The same should apply to the EU's dialogue process with China. Real, tangible targets should be set and China should be held accountable if they are not met. This EU/China dialogue has been going on since 1997 and the situation now is far worse than it was then.
This committee should take the US Speaker of the House of Representatives, Ms Nancy Pelosi's, proposed House Resolution 1077 as a model and immediately bring similar motions to the Dáil and Seanad. I was not aware that Senator Norris has already tabled a motion and I know nothing about it, but I welcome his move. In particular, as Ms Nancy Pelosi's resolution does, this committee and the Irish Government should call on the EU to seek to establish an office in Lhasa to monitor political, economic and cultural developments in Tibet and to provide consular protection and citizen services in emergencies, and not to permit China to open any further diplomatic missions within the EU unless such an office is established in Lhasa. I realise it will be much more difficult to get 27 countries to agree to that than one country in the case of the US, but difficulty should not dampen the efforts to try to achieve it.
The Minister for Arts, Sport and Tourism, whoever he or she may be in four weeks' time, should announce that he or she will not attend the opening ceremony of the Beijing Olympic Games in August next. A representative of the Irish Government, or Member of Dáil Éireann or Seanad Éireann, should not attend the opening ceremony. Might I point out here that we, the Dalai Lama and the Tibetan community are not asking for a boycott of the Olympic Games. What we are asking for is a boycott of the political propaganda event that the Chinese are making of the opening ceremony. The committee may have questions about that later.
All Members of the Dáil and Seanad should urge members of the Olympic Council of Ireland and of the Irish Olympic team - the individual athletes - not to participate in the opening ceremony. By all means, let them go and have their games, let them take part, let them win medals and stand up on the podium if they win, but they should not take part in such a propaganda exercise.

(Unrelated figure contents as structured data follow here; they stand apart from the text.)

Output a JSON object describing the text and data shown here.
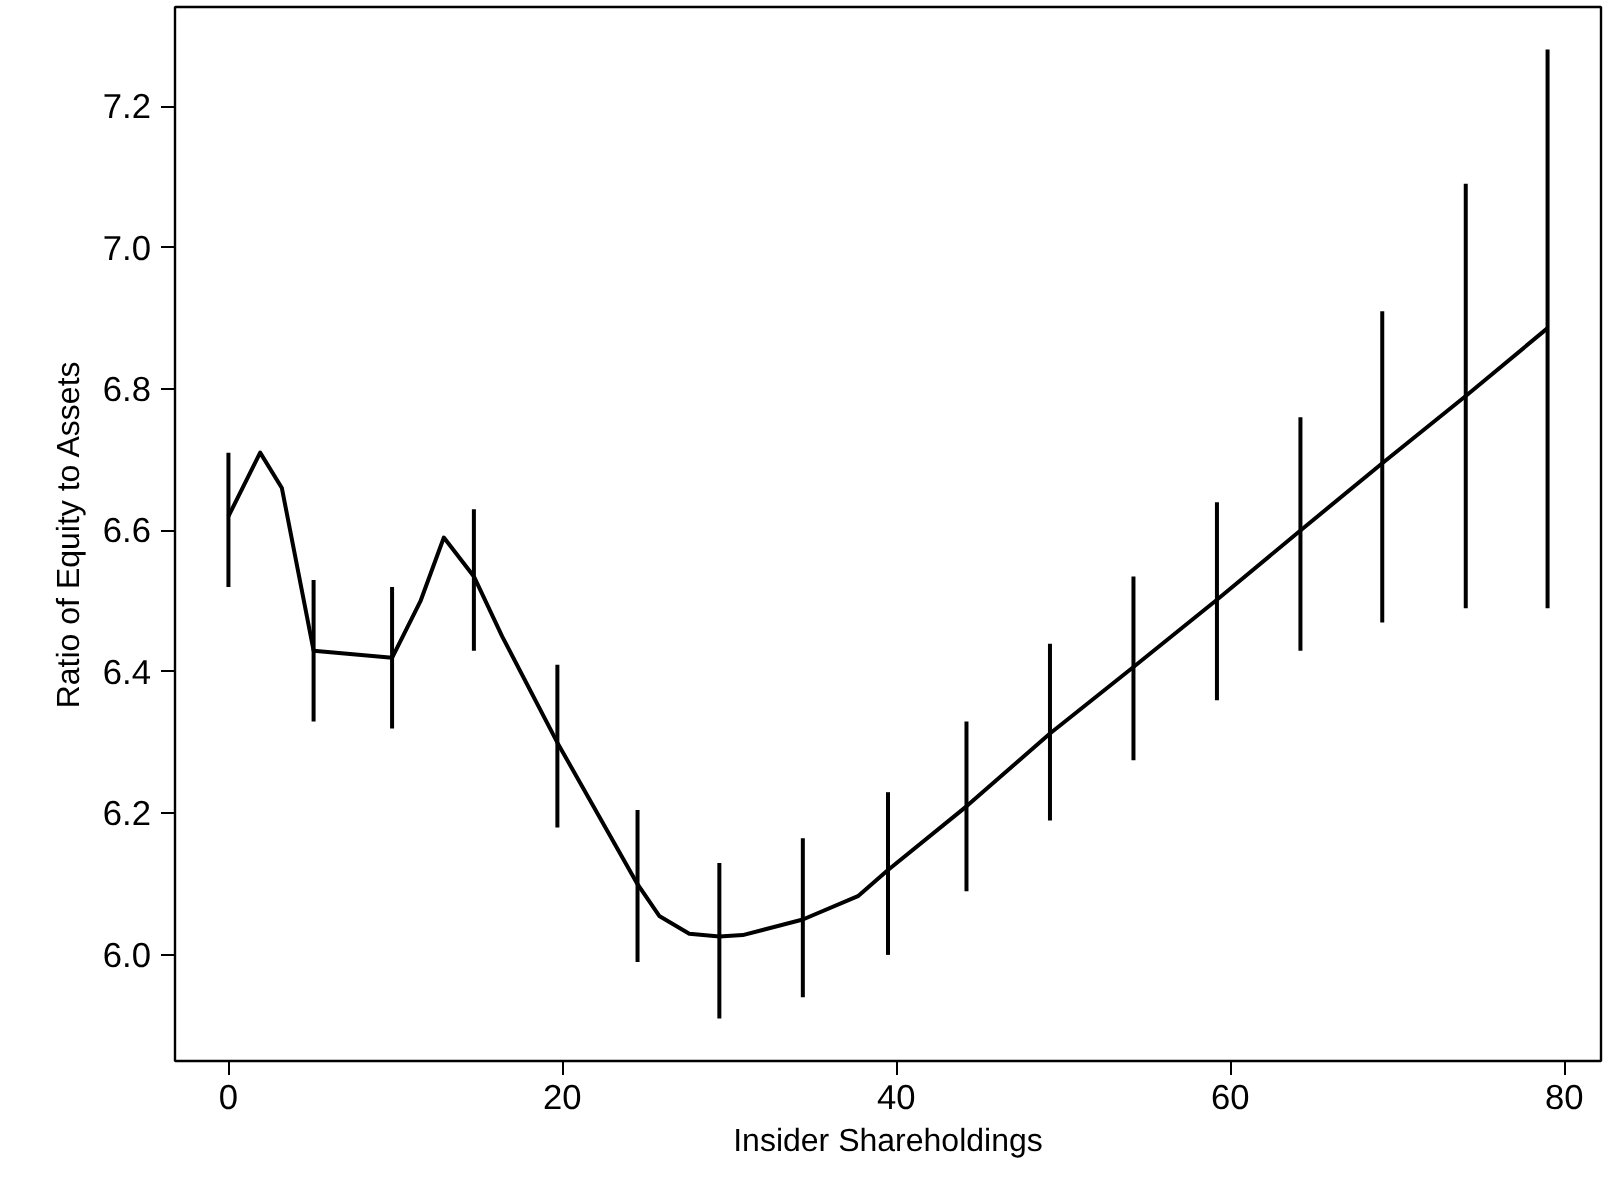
{
  "chart_data": {
    "type": "line",
    "xlabel": "Insider Shareholdings",
    "ylabel": "Ratio of Equity to Assets",
    "x": [
      0,
      1.9,
      3.2,
      5.1,
      9.8,
      11.5,
      12.9,
      14.7,
      16.4,
      19.7,
      24.5,
      25.8,
      27.6,
      29.4,
      30.8,
      34.4,
      37.7,
      39.5,
      44.2,
      49.2,
      54.2,
      59.2,
      64.2,
      69.1,
      74.1,
      79.0
    ],
    "series": [
      {
        "color": "#000000",
        "values": [
          6.62,
          6.71,
          6.66,
          6.43,
          6.42,
          6.5,
          6.59,
          6.535,
          6.45,
          6.3,
          6.1,
          6.055,
          6.03,
          6.026,
          6.028,
          6.05,
          6.083,
          6.12,
          6.21,
          6.313,
          6.407,
          6.502,
          6.6,
          6.695,
          6.79,
          6.886
        ],
        "errors": [
          [
            6.52,
            6.71
          ],
          null,
          null,
          [
            6.33,
            6.53
          ],
          [
            6.32,
            6.52
          ],
          null,
          null,
          [
            6.43,
            6.63
          ],
          null,
          [
            6.18,
            6.41
          ],
          [
            5.99,
            6.205
          ],
          null,
          null,
          [
            5.91,
            6.13
          ],
          null,
          [
            5.94,
            6.165
          ],
          null,
          [
            6.0,
            6.23
          ],
          [
            6.09,
            6.33
          ],
          [
            6.19,
            6.44
          ],
          [
            6.275,
            6.535
          ],
          [
            6.36,
            6.64
          ],
          [
            6.43,
            6.76
          ],
          [
            6.47,
            6.91
          ],
          [
            6.49,
            7.09
          ],
          [
            6.49,
            7.28
          ]
        ]
      }
    ],
    "xlim": [
      -3.2,
      82.2
    ],
    "ylim": [
      5.85,
      7.34
    ],
    "xticks": [
      0,
      20,
      40,
      60,
      80
    ],
    "yticks": [
      {
        "value": 6,
        "label": "6.0"
      },
      {
        "value": 6.2,
        "label": "6.2"
      },
      {
        "value": 6.4,
        "label": "6.4"
      },
      {
        "value": 6.6,
        "label": "6.6"
      },
      {
        "value": 6.8,
        "label": "6.8"
      },
      {
        "value": 7,
        "label": "7.0"
      },
      {
        "value": 7.2,
        "label": "7.2"
      }
    ],
    "grid": false,
    "marker": "none",
    "line_style": "solid"
  }
}
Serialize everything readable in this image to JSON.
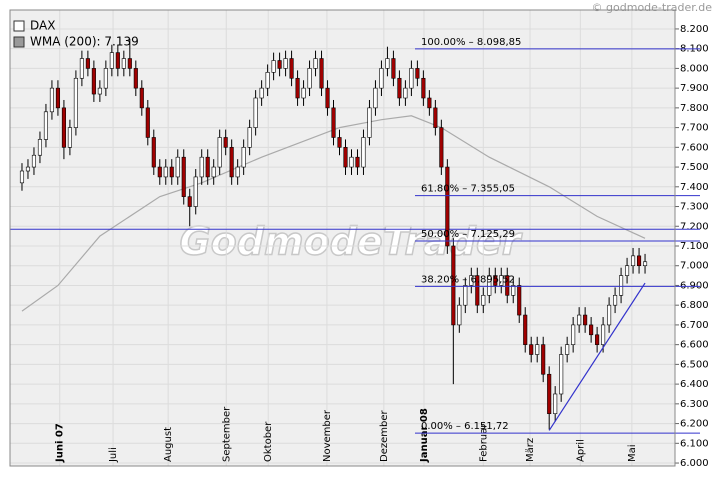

In Ireland, Government funding is withdrawn from any golf club that chooses not to accept women as full members. At the very minimum, Government funding should be withdrawn from the Olympic Council of Ireland if it chooses to take part in such a propaganda exercise that the Chinese have made it. I have seen several people on the television stating sport and politics should not mix. It is the Chinese who are making this Olympic Games into a political event for very deliberate reasons.
The Irish Government should consider how it can help Tibetan people directly - those within Tibet, those living as refugees in India and Nepal, or those living in Ireland. There is now a community of approximately 25 Tibetans living in Ireland.
We thank the committee again for its invitation to make this submission and now invite members questions, which, I hope, one or other of us can answer.